Police recruiters run into other roadblocks.
"Especially in your Hispanic population, the young women do not see law enforcement as a viable career option," DeWeese said. "Their cultural mores don't dictate this type of career for women."
About 12.5 percent of Hillsborough sheriff's employees are Hispanic. The agency mistakenly thought that matched the county's population. Now that the U.S. Census Bureau says otherwise, the sheriff's office plans to catch up.
The county is now 18 percent Hispanic, although DeWeese said that represents Hillsborough's total population and not its employable population.
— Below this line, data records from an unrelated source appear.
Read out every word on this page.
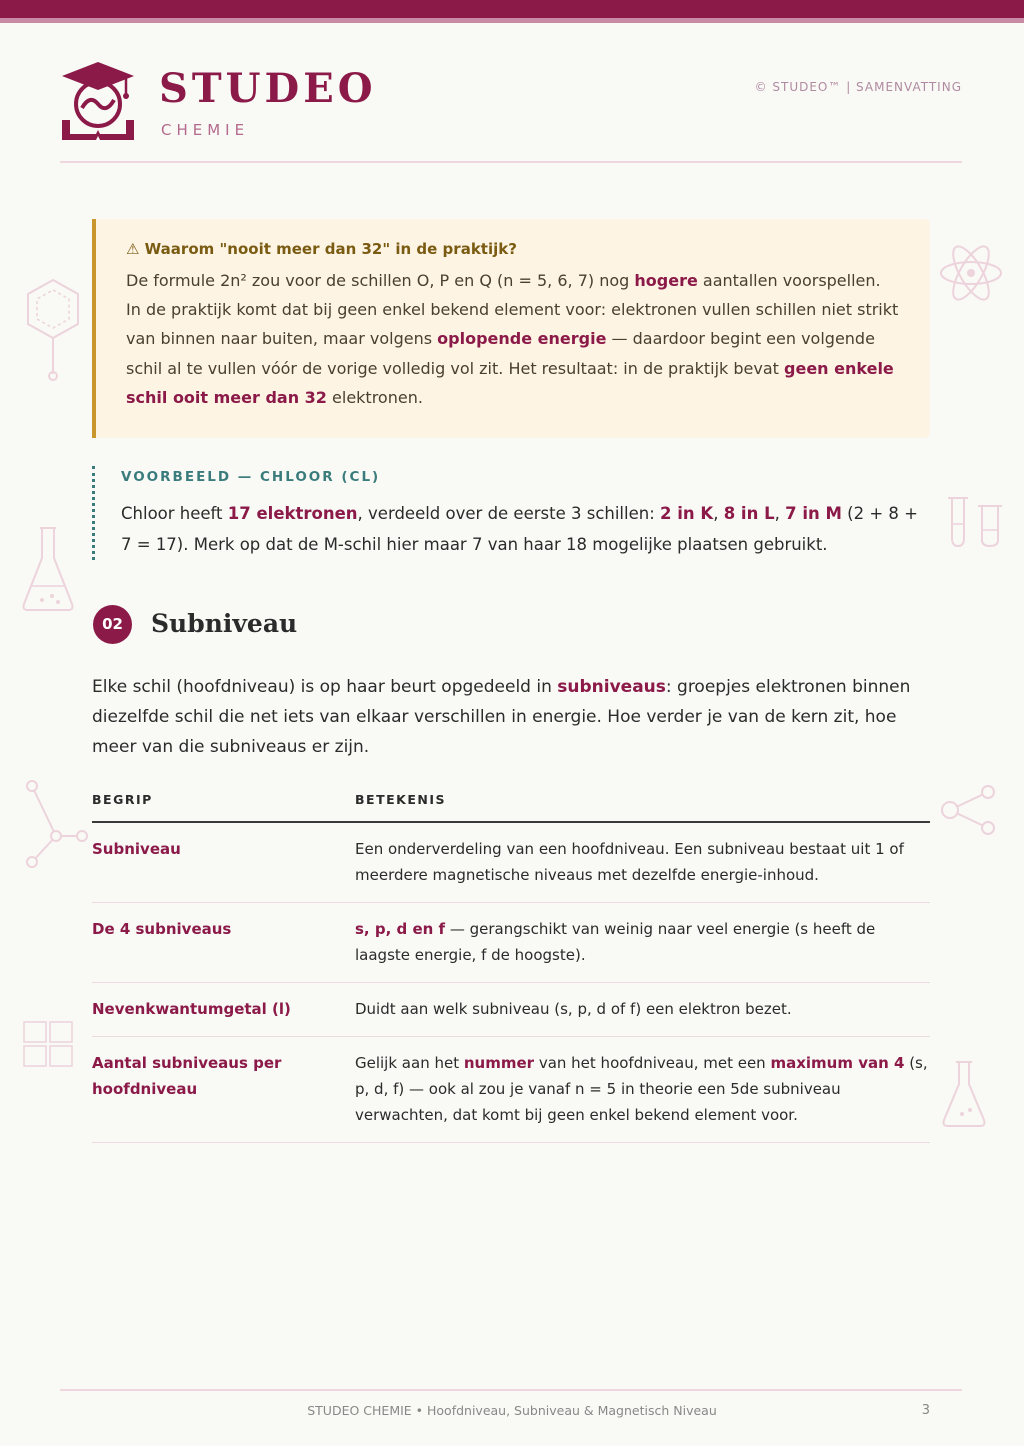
STUDEO
CHEMIE
© STUDEO™ | SAMENVATTING
⚠ Waarom "nooit meer dan 32" in de praktijk?
De formule 2n² zou voor de schillen O, P en Q (n = 5, 6, 7) nog hogere aantallen voorspellen. In de praktijk komt dat bij geen enkel bekend element voor: elektronen vullen schillen niet strikt van binnen naar buiten, maar volgens oplopende energie — daardoor begint een volgende schil al te vullen vóór de vorige volledig vol zit. Het resultaat: in de praktijk bevat geen enkele schil ooit meer dan 32 elektronen.
VOORBEELD — CHLOOR (CL)
Chloor heeft 17 elektronen, verdeeld over de eerste 3 schillen: 2 in K, 8 in L, 7 in M (2 + 8 + 7 = 17). Merk op dat de M-schil hier maar 7 van haar 18 mogelijke plaatsen gebruikt.
02	Subniveau
Elke schil (hoofdniveau) is op haar beurt opgedeeld in subniveaus: groepjes elektronen binnen diezelfde schil die net iets van elkaar verschillen in energie. Hoe verder je van de kern zit, hoe meer van die subniveaus er zijn.
BEGRIP	BETEKENIS
Subniveau	Een onderverdeling van een hoofdniveau. Een subniveau bestaat uit 1 of meerdere magnetische niveaus met dezelfde energie-inhoud.
De 4 subniveaus	s, p, d en f — gerangschikt van weinig naar veel energie (s heeft de laagste energie, f de hoogste).
Nevenkwantumgetal (l)	Duidt aan welk subniveau (s, p, d of f) een elektron bezet.
Aantal subniveaus per hoofdniveau	Gelijk aan het nummer van het hoofdniveau, met een maximum van 4 (s, p, d, f) — ook al zou je vanaf n = 5 in theorie een 5de subniveau verwachten, dat komt bij geen enkel bekend element voor.
STUDEO CHEMIE • Hoofdniveau, Subniveau & Magnetisch Niveau	3
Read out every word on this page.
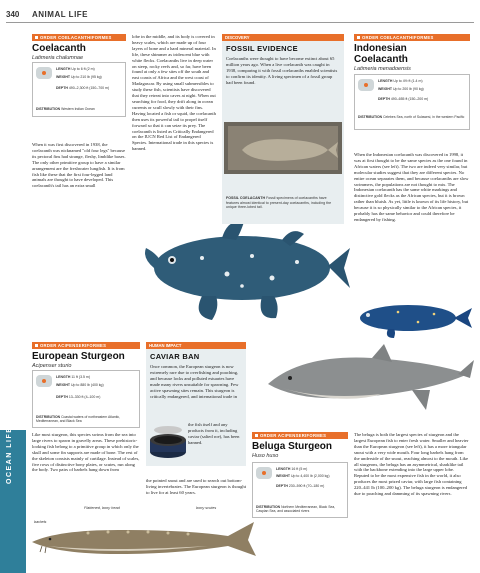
340 ANIMAL LIFE
OCEAN LIFE
ORDER COELACANTHIFORMES
Coelacanth
Latimeria chalumnae
LENGTH Up to 6 ft (2 m)
WEIGHT Up to 210 lb (95 kg)
DEPTH 490–2,300 ft (150–700 m)
DISTRIBUTION Western Indian Ocean
When it was first discovered in 1938, the coelacanth was nicknamed "old four legs" because its pectoral fins had strange, fleshy, limblike bases. The only other primitive group to have a similar arrangement are the freshwater lungfish. It is from fish like these that the first four-legged land animals are thought to have developed. This coelacanth's tail has an extra small
lobe in the middle, and its body is covered in heavy scales, which are made up of four layers of bone and a hard mineral material. In life, these shimmer as iridescent blue with white flecks. Coelacanths live in deep water on steep, rocky reefs and, so far, have been found at only a few sites off the south and east coasts of Africa and the west coast of Madagascar. By using small submersibles to study these fish, scientists have discovered that they retreat into caves at night. When out searching for food, they drift along in ocean currents or scull slowly with their fins. Having located a fish or squid, the coelacanth then uses its powerful tail to propel itself forward so that it can seize its prey. The coelacanth is listed as Critically Endangered on the IUCN Red List of Endangered Species. International trade in this species is banned.
DISCOVERY
FOSSIL EVIDENCE
Coelacanths were thought to have become extinct about 65 million years ago. When a live coelacanth was caught in 1938, comparing it with fossil coelacanths enabled scientists to confirm its identity. A living specimen of a fossil group had been found.
FOSSIL COELACANTH Fossil specimens of coelacanths have features almost identical to present-day coelacanths, including the unique three-lobed tail.
ORDER COELACANTHIFORMES
Indonesian
Coelacanth
Latimeria menadoensis
LENGTH Up to 4½ ft (1.4 m)
WEIGHT Up to 200 lb (90 kg)
DEPTH 490–655 ft (150–200 m)
DISTRIBUTION Celebes Sea, north of Sulawesi, in the western Pacific
When the Indonesian coelacanth was discovered in 1998, it was at first thought to be the same species as the one found in African waters (see left). The two are indeed very similar, but molecular studies suggest that they are different species. No entire ocean separates them, and because coelacanths are slow swimmers, the populations are not thought to mix. The Indonesian coelacanth has the same white markings and distinctive gold flecks as the African species, but it is brown rather than bluish. As yet, little is known of its life history, but because it is so physically similar to the African species, it probably has the same behavior and could therefore be endangered by fishing.
ORDER ACIPENSERIFORMES
European Sturgeon
Acipenser sturio
LENGTH 11 ft (3.5 m)
WEIGHT Up to 880 lb (400 kg)
DEPTH 13–330 ft (4–100 m)
DISTRIBUTION Coastal waters of northeastern Atlantic, Mediterranean, and Black Sea
Like most sturgeon, this species swims from the sea into large rivers to spawn in gravelly areas. These prehistoric-looking fish belong to a primitive group in which only the skull and some fin supports are made of bone. The rest of the skeleton consists mainly of cartilage. Instead of scales, five rows of distinctive bony plates, or scutes, run along the body. Two pairs of barbels hang down from
HUMAN IMPACT
CAVIAR BAN
Once common, the European sturgeon is now extremely rare due to overfishing and poaching, and because locks and polluted estuaries have made many rivers unsuitable for spawning. Few active spawning sites remain. This sturgeon is critically endangered, and international trade in
the fish itself and any products from it, including caviar (salted roe), has been banned.
the pointed snout and are used to search out bottom-living invertebrates. The European sturgeon is thought to live for at least 60 years.
Flattened, bony head	bony scutes
barbels
ORDER ACIPENSERIFORMES
Beluga Sturgeon
Huso huso
LENGTH 16 ft (5 m)
WEIGHT Up to 4,400 lb (2,000 kg)
DEPTH 230–590 ft (70–180 m)
DISTRIBUTION Northern Mediterranean, Black Sea, Caspian Sea, and associated rivers
The beluga is both the largest species of sturgeon and the largest European fish to enter fresh water. Smaller and heavier than the European sturgeon (see left), it has a more triangular snout with a very wide mouth. Four long barbels hang from the underside of the snout, reaching almost to the mouth. Like all sturgeons, the beluga has an asymmetrical, sharklike tail with the backbone extending into the large upper lobe. Reputed to be the most expensive fish in the world, it also produces the most prized caviar, with large fish containing 220–441 lb (100–200 kg). The beluga sturgeon is endangered due to poaching and damming of its spawning rivers.
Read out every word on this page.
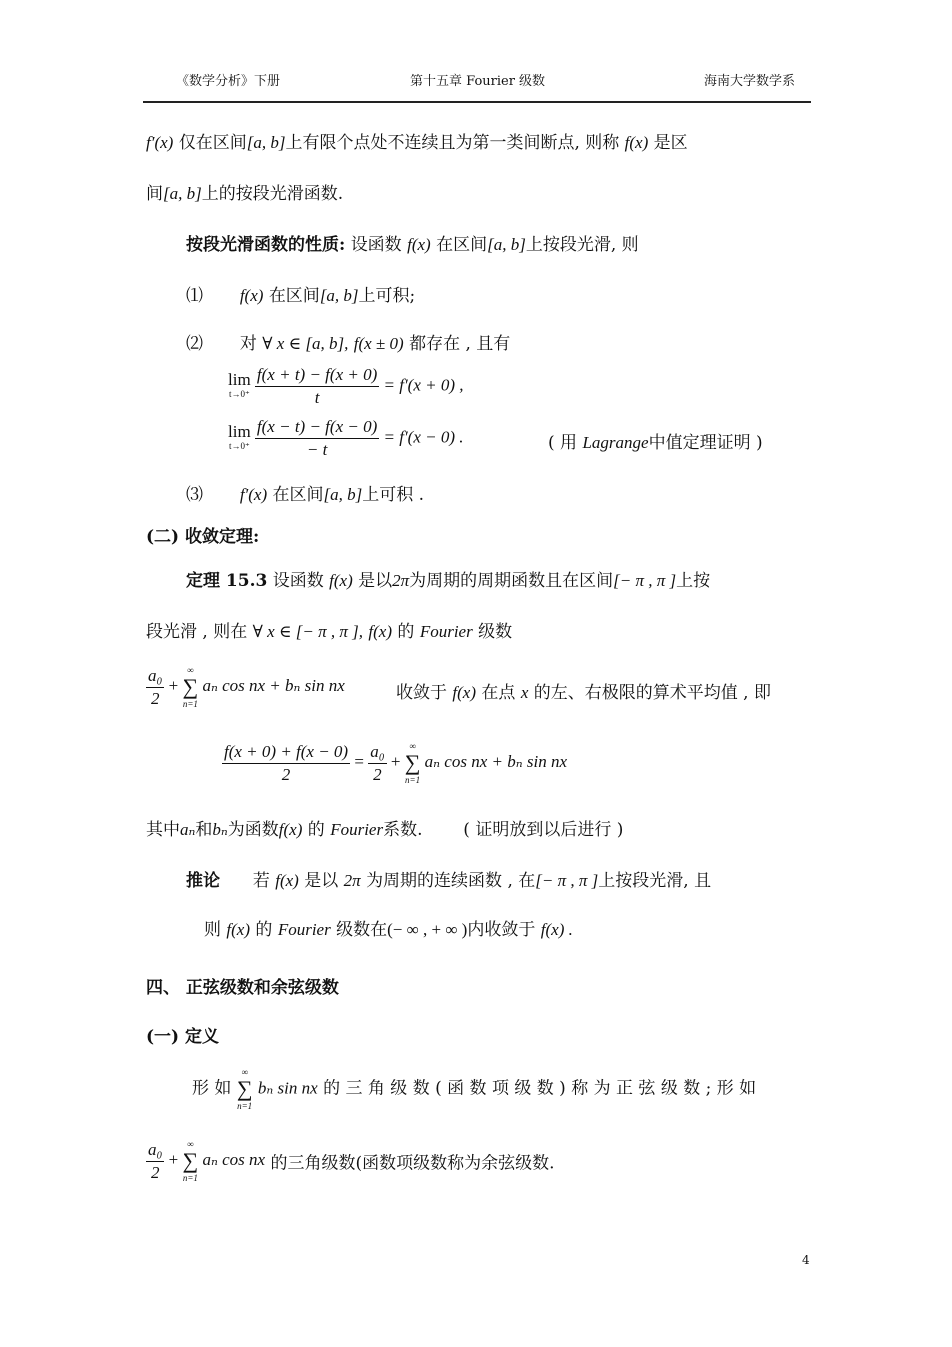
《数学分析》下册	第十五章 Fourier 级数	海南大学数学系
f′(x) 仅在区间[a, b]上有限个点处不连续且为第一类间断点, 则称 f(x) 是区
间[a, b]上的按段光滑函数.
按段光滑函数的性质: 设函数 f(x) 在区间[a, b]上按段光滑, 则
⑴ f(x) 在区间[a, b]上可积;
⑵ 对 ∀ x ∈ [a, b], f(x ± 0) 都存在 , 且有
lim
t→0⁺
$\frac{f(x + t) - f(x + 0)}{t} = f'(x + 0)$ ,
lim
t→0⁺
$\frac{f(x - t) - f(x - 0)}{- t} = f'(x - 0)$ .	( 用 Lagrange中值定理证明 )
⑶ f′(x) 在区间[a, b]上可积 .
(二) 收敛定理:
定理 15.3 设函数 f(x) 是以2π为周期的周期函数且在区间[− π , π ]上按
段光滑 , 则在 ∀ x ∈ [− π , π ], f(x) 的 Fourier 级数
$\frac{\text{a₀}}{2}$ +
∞
∑
n=1
aₙ cos nx + bₙ sin nx	收敛于 f(x) 在点 x 的左、右极限的算术平均值 , 即
$\frac{f(x + 0) + f(x - 0)}{2} = \frac{\text{a₀}}{2}$ +
∞
∑
n=1
aₙ cos nx + bₙ sin nx
其中aₙ和bₙ为函数f(x) 的 Fourier系数. ( 证明放到以后进行 )
推论 若 f(x) 是以 2π 为周期的连续函数 , 在[− π , π ]上按段光滑, 且
则 f(x) 的 Fourier 级数在(− ∞ , + ∞ )内收敛于 f(x) .
四、 正弦级数和余弦级数
(一) 定义
形 如
∞
∑
n=1
bₙ sin nx 的 三 角 级 数 ( 函 数 项 级 数 ) 称 为 正 弦 级 数 ; 形 如
$\frac{\text{a₀}}{2}$ +
∞
∑
n=1
aₙ cos nx 的三角级数(函数项级数称为余弦级数.
4
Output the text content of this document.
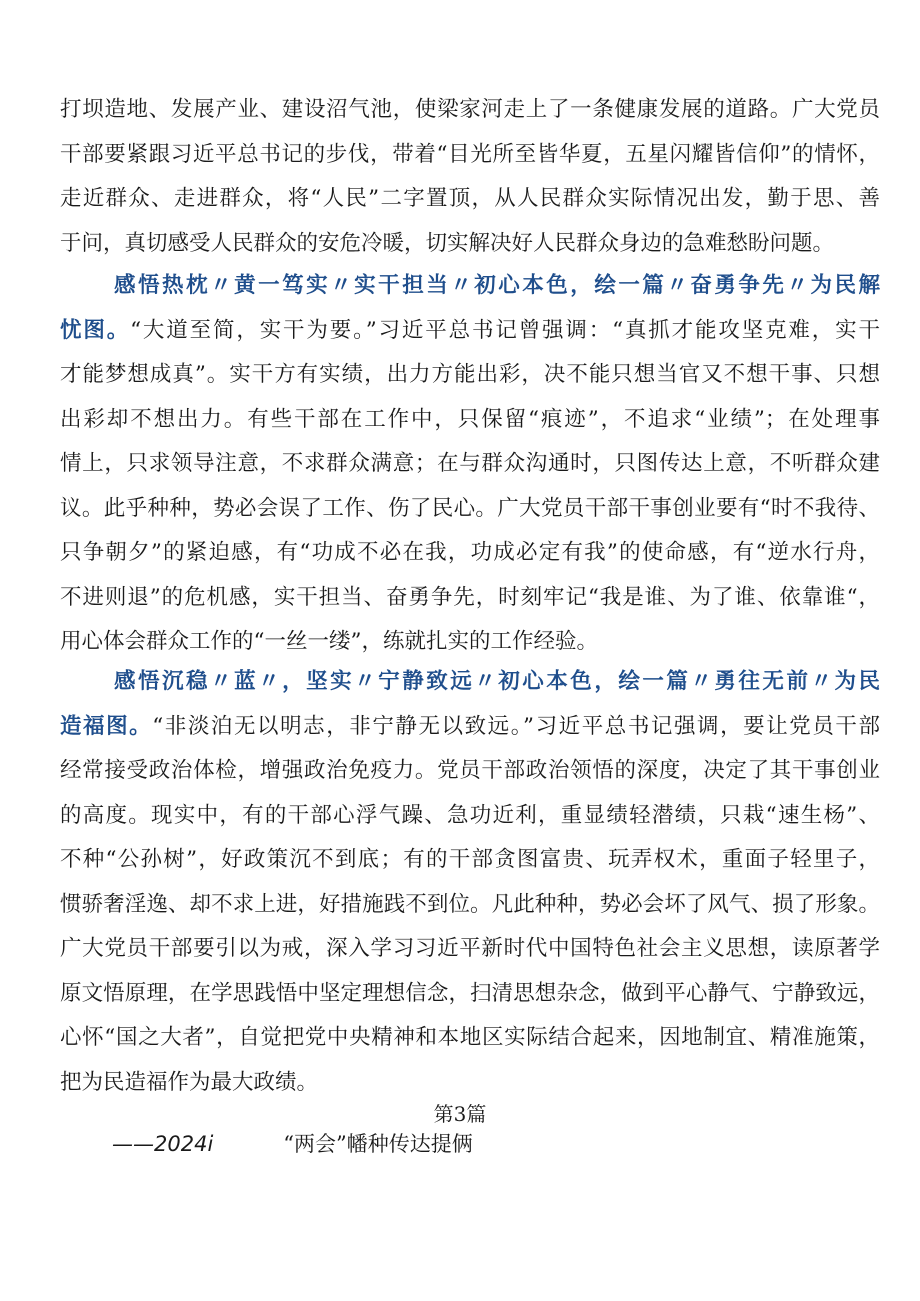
打坝造地、发展产业、建设沼气池，使梁家河走上了一条健康发展的道路。广大党员
干部要紧跟习近平总书记的步伐，带着“目光所至皆华夏，五星闪耀皆信仰”的情怀，
走近群众、走进群众，将“人民”二字置顶，从人民群众实际情况出发，勤于思、善
于问，真切感受人民群众的安危冷暖，切实解决好人民群众身边的急难愁盼问题。
感悟热枕〃黄一笃实〃实干担当〃初心本色，绘一篇〃奋勇争先〃为民解
忧图。“大道至简，实干为要。”习近平总书记曾强调：“真抓才能攻坚克难，实干
才能梦想成真”。实干方有实绩，出力方能出彩，决不能只想当官又不想干事、只想
出彩却不想出力。有些干部在工作中，只保留“痕迹”，不追求“业绩”；在处理事
情上，只求领导注意，不求群众满意；在与群众沟通时，只图传达上意，不听群众建
议。此乎种种，势必会误了工作、伤了民心。广大党员干部干事创业要有“时不我待、
只争朝夕”的紧迫感，有“功成不必在我，功成必定有我”的使命感，有“逆水行舟，
不进则退”的危机感，实干担当、奋勇争先，时刻牢记“我是谁、为了谁、依靠谁“，
用心体会群众工作的“一丝一缕”，练就扎实的工作经验。
感悟沉稳〃蓝〃，坚实〃宁静致远〃初心本色，绘一篇〃勇往无前〃为民
造福图。“非淡泊无以明志，非宁静无以致远。”习近平总书记强调，要让党员干部
经常接受政治体检，增强政治免疫力。党员干部政治领悟的深度，决定了其干事创业
的高度。现实中，有的干部心浮气躁、急功近利，重显绩轻潜绩，只栽“速生杨”、
不种“公孙树”，好政策沉不到底；有的干部贪图富贵、玩弄权术，重面子轻里子，
惯骄奢淫逸、却不求上进，好措施践不到位。凡此种种，势必会坏了风气、损了形象。
广大党员干部要引以为戒，深入学习习近平新时代中国特色社会主义思想，读原著学
原文悟原理，在学思践悟中坚定理想信念，扫清思想杂念，做到平心静气、宁静致远，
心怀“国之大者”，自觉把党中央精神和本地区实际结合起来，因地制宜、精准施策，
把为民造福作为最大政绩。
第3篇
——2024i	“两会”幡种传达提俩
The difference? Age and education.
Census figures show that a disproportionate number of Hispanics are younger than 18. As an example, 9 percent of Clearwater residents are Hispanic; but just counting the adults, only 7.9 percent are Hispanic.
Law enforcement officers must meet education requirements. The Pinellas and Hillsborough sheriff's offices require high school diplomas. St. Petersburg, Clearwater and Tampa require 60 college credit hours. Largo requires a four-year degree.
"The raw population figures do not necessarily represent those that are qualified for the job," DeWeese said.
Bilingual officers are much in demand. Police departments keep lists of employees who speak second languages. St. Petersburg police employees speak a total of 19 foreign languages -- mostly Spanish, French and German, but also languages such as Vietnamese, Laotian, Russian and Thai.
For the police, communication breakdowns aren't merely inconvenient. In tense situations, they can be dangerous.
"Officers sometimes take aggressive action when a Spanish-speaking person does not understand their commands," said Dennis Martin of the National Association of Chiefs of Police. "That person keeps moving forward or does not take their hands out of their pockets. It can escalate quite rapidly."
Local Asian leaders would like to see more Asian police officers.
St. Petersburg has six Asian officers out of about 540. The Pinellas Sheriff's Office has eight Asian deputies out of 888.
"That's one in a hundred," said Bun Hap Prak, director of the Asian Family and Community Empowerment Center in St. Petersburg. "They should double that."
Pinellas County is 2 percent Asian.
Recently, Prak was delighted to meet two Asian police officers in St. Petersburg uniforms.